7. The method of claim 1, wherein the steps of plating and surface treating the first and second metal plates includes steps of surface treating the first and second metal plates with at least one of chromate treatment, zirconia treatment, or titanium treatment.

8. A pouch type secondary battery comprising:

an electrode assembly including a positive electrode, a negative electrode and a separator, the positive electrode, the negative electrode, and the separator being stacked;

a battery case having a pouch shape to accommodate the electrode assembly;

an electrode tab connected to the positive and negative electrodes protruding from one side of the electrode assembly;

a first electrode lead having one end connected to the electrode tab;

a second electrode lead having one end connected to the other end of the first electrode lead and the other end protruding to an outside of the battery case; and

a connection part configured to bond the first electrode lead and the second electrode lead to each other,

wherein a first film is formed on an outer surface of the first electrode lead except on a first connection area, the connection part being formed on the first connection area, and

a second film being formed on an outer surface of the second electrode lead except on a second connection area, the connection part being formed on the second connection area.

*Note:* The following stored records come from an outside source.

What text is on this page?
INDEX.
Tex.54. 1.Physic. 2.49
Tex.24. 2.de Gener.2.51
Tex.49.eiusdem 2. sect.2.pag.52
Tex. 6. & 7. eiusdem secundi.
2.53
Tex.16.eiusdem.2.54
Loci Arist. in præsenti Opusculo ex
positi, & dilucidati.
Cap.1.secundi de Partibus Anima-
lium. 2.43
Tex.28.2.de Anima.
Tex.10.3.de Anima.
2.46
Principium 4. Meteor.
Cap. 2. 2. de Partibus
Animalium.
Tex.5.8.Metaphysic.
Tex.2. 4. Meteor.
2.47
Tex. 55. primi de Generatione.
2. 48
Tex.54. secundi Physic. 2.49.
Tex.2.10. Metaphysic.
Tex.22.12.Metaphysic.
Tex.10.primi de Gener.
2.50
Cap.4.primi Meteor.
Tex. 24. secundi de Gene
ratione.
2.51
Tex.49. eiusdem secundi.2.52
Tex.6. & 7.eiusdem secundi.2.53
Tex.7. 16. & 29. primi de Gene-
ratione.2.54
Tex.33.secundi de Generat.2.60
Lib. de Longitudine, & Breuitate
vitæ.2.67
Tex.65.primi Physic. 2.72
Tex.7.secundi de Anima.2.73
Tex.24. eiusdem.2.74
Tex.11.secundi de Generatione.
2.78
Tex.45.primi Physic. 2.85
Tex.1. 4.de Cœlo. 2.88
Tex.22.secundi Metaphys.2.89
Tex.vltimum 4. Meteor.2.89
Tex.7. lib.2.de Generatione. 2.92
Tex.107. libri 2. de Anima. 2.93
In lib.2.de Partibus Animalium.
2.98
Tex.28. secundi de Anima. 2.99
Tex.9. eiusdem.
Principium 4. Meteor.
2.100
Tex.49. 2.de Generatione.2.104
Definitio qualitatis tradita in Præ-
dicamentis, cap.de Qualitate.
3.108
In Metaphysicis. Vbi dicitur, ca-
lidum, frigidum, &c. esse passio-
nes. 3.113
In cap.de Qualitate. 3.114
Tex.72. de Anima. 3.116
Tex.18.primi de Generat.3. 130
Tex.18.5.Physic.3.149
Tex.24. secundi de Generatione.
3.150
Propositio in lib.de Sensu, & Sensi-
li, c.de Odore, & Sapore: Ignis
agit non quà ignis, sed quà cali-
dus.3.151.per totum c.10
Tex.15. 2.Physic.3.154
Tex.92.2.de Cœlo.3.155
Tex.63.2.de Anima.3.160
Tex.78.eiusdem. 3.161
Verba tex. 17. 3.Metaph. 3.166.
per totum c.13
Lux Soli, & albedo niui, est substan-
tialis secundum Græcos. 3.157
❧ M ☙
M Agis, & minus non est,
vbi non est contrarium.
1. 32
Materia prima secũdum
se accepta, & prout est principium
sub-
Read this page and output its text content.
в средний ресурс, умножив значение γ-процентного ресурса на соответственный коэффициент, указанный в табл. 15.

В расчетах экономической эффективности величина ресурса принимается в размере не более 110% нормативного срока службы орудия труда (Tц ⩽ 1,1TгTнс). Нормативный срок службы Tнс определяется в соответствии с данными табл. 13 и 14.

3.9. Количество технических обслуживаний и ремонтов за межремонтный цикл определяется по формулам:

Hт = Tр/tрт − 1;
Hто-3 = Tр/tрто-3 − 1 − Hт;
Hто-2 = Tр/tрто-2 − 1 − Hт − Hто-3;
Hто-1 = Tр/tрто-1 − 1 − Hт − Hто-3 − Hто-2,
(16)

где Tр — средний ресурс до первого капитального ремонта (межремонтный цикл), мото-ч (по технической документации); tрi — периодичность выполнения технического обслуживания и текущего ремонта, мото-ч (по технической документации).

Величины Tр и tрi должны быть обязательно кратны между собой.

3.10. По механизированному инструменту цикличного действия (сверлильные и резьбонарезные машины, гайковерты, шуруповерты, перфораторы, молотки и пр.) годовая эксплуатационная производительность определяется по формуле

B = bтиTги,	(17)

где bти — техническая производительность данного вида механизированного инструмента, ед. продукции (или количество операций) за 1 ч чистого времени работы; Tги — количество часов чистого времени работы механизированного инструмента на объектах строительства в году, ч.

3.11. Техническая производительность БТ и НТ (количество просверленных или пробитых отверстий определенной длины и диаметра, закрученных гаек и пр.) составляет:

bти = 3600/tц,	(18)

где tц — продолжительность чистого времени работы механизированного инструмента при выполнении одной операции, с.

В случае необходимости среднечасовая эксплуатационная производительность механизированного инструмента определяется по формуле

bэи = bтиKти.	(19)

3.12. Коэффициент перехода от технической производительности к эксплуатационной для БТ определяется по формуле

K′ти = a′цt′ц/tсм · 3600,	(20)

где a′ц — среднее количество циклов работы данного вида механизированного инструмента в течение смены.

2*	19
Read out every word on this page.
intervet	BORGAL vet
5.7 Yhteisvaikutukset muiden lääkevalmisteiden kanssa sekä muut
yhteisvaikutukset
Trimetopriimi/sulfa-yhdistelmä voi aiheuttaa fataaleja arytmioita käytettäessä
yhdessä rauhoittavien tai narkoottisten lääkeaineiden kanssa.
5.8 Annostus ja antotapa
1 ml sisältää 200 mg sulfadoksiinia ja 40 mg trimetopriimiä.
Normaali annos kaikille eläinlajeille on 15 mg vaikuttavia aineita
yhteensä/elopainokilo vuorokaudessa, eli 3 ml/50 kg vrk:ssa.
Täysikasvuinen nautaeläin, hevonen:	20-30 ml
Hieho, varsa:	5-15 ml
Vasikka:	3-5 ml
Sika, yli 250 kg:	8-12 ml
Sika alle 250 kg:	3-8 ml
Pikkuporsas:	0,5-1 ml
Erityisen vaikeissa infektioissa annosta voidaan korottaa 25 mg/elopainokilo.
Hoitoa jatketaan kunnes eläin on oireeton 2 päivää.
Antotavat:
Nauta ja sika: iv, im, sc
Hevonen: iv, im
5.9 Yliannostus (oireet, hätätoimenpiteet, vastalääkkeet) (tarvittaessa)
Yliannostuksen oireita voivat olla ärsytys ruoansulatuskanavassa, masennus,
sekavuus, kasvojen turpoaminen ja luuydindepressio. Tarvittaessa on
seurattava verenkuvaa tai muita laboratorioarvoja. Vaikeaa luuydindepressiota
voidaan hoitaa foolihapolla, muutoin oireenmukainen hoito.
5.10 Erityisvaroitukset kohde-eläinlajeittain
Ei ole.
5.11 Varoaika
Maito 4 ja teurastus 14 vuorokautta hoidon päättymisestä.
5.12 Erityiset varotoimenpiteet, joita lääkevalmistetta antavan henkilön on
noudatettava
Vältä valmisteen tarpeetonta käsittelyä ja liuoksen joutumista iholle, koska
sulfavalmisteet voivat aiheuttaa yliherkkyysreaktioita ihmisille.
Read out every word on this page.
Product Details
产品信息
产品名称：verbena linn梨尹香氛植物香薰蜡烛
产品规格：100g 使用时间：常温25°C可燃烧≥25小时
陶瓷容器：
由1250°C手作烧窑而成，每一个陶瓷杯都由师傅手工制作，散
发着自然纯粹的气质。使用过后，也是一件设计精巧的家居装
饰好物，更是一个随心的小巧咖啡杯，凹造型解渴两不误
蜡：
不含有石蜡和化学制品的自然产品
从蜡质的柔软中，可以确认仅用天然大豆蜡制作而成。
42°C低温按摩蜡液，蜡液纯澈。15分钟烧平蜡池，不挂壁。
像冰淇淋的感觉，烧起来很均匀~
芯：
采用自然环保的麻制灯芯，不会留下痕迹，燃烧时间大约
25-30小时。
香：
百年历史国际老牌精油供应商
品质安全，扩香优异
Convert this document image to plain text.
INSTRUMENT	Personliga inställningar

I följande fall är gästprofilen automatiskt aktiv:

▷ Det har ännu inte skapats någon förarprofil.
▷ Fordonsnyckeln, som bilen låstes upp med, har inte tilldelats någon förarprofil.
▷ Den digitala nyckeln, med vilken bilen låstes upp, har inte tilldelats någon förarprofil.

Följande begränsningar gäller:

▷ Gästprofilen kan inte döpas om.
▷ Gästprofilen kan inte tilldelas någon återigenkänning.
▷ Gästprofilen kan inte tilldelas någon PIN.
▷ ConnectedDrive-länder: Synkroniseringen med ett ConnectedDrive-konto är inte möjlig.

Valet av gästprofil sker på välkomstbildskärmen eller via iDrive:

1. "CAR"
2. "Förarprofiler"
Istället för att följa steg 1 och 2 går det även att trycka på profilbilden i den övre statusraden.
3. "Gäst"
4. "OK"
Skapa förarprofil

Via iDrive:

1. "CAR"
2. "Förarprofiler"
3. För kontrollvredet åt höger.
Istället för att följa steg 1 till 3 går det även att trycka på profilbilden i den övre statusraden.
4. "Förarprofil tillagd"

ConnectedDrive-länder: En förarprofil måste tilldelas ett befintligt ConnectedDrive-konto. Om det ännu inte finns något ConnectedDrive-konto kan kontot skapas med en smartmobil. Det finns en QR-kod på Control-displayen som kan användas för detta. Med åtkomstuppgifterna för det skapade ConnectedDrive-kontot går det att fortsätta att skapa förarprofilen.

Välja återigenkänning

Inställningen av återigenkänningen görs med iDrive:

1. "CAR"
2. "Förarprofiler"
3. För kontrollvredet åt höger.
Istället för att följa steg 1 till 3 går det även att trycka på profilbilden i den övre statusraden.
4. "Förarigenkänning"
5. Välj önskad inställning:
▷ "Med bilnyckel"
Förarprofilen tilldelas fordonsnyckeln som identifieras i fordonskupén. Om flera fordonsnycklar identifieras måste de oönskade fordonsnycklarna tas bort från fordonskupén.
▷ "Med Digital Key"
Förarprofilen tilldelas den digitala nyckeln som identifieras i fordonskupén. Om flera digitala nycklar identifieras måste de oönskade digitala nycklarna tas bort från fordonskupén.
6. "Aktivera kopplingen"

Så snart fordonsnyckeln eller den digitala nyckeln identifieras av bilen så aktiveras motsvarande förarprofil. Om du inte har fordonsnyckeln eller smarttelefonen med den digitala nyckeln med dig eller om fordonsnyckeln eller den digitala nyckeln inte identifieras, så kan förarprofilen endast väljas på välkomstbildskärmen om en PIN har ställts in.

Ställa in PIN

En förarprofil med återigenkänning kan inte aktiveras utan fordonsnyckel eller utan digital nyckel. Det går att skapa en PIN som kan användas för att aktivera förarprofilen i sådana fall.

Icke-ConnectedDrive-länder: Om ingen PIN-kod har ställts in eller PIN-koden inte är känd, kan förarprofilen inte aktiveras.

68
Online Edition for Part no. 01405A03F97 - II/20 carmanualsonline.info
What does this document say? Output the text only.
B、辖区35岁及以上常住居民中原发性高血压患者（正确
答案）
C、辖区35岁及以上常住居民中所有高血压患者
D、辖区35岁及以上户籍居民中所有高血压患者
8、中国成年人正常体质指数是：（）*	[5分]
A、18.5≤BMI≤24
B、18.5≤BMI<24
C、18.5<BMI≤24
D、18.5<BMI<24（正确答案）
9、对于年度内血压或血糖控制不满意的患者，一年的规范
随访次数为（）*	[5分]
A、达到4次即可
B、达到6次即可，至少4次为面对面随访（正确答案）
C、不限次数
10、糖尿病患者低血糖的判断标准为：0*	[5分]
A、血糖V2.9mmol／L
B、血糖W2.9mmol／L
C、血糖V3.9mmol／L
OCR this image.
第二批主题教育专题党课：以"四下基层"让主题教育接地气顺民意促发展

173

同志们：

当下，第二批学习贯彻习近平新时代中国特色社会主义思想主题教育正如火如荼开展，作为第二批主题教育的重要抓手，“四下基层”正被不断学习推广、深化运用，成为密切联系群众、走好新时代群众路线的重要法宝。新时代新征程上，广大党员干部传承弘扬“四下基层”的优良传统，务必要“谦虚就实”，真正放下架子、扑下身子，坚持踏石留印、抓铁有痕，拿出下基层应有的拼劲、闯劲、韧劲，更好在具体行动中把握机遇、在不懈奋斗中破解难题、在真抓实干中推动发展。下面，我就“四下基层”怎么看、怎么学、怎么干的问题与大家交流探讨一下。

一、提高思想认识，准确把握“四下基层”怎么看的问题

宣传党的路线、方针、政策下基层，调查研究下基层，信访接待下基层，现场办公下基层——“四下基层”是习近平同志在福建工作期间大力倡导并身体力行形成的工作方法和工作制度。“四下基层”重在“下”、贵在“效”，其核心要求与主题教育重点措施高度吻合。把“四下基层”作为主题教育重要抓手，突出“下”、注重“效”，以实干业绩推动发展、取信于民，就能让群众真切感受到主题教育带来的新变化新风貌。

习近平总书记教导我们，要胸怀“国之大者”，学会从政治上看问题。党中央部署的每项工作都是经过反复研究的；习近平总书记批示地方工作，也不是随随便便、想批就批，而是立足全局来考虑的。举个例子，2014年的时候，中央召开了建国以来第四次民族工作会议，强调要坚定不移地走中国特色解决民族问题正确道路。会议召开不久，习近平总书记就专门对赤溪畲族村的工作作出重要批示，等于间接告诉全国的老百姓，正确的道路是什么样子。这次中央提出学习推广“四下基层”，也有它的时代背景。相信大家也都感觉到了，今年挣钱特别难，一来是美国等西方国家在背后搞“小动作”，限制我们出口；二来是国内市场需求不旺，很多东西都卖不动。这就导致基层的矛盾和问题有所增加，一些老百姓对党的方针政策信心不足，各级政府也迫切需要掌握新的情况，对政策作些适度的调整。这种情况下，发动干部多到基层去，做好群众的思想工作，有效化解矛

9. The pouch type secondary battery of claim 8, wherein any of the first film or the second film comprises at least one of a chromate film, a zirconia film, or a titanium film.

10. The pouch type secondary battery of claim 8, further comprising an insulation part surrounding a portion of each of the first and second electrode leads to bond the first and second electrode leads to the battery case.

11. The pouch type secondary battery of claim 10, wherein a bonding force between each of the first and second electrode leads and the connection part is less than that between each of the first and second electrode leads and the insulation part.

12. The pouch type secondary battery of claim 10, wherein the insulation part surrounds a portion where the first and second electrode leads are connected to each other through the connection part.

13. The pouch type secondary battery of claim 10, wherein the insulation part is made of at least one of thermoplastic, thermosetting and photocurable resins having electrical insulation properties.

14. The pouch type secondary battery of claim 8, wherein the connection part comprises a conductive material and a conductive polymer.

15. The pouch type secondary battery of claim 8, wherein the connection part has a thickness of 1 μm to 500 μm.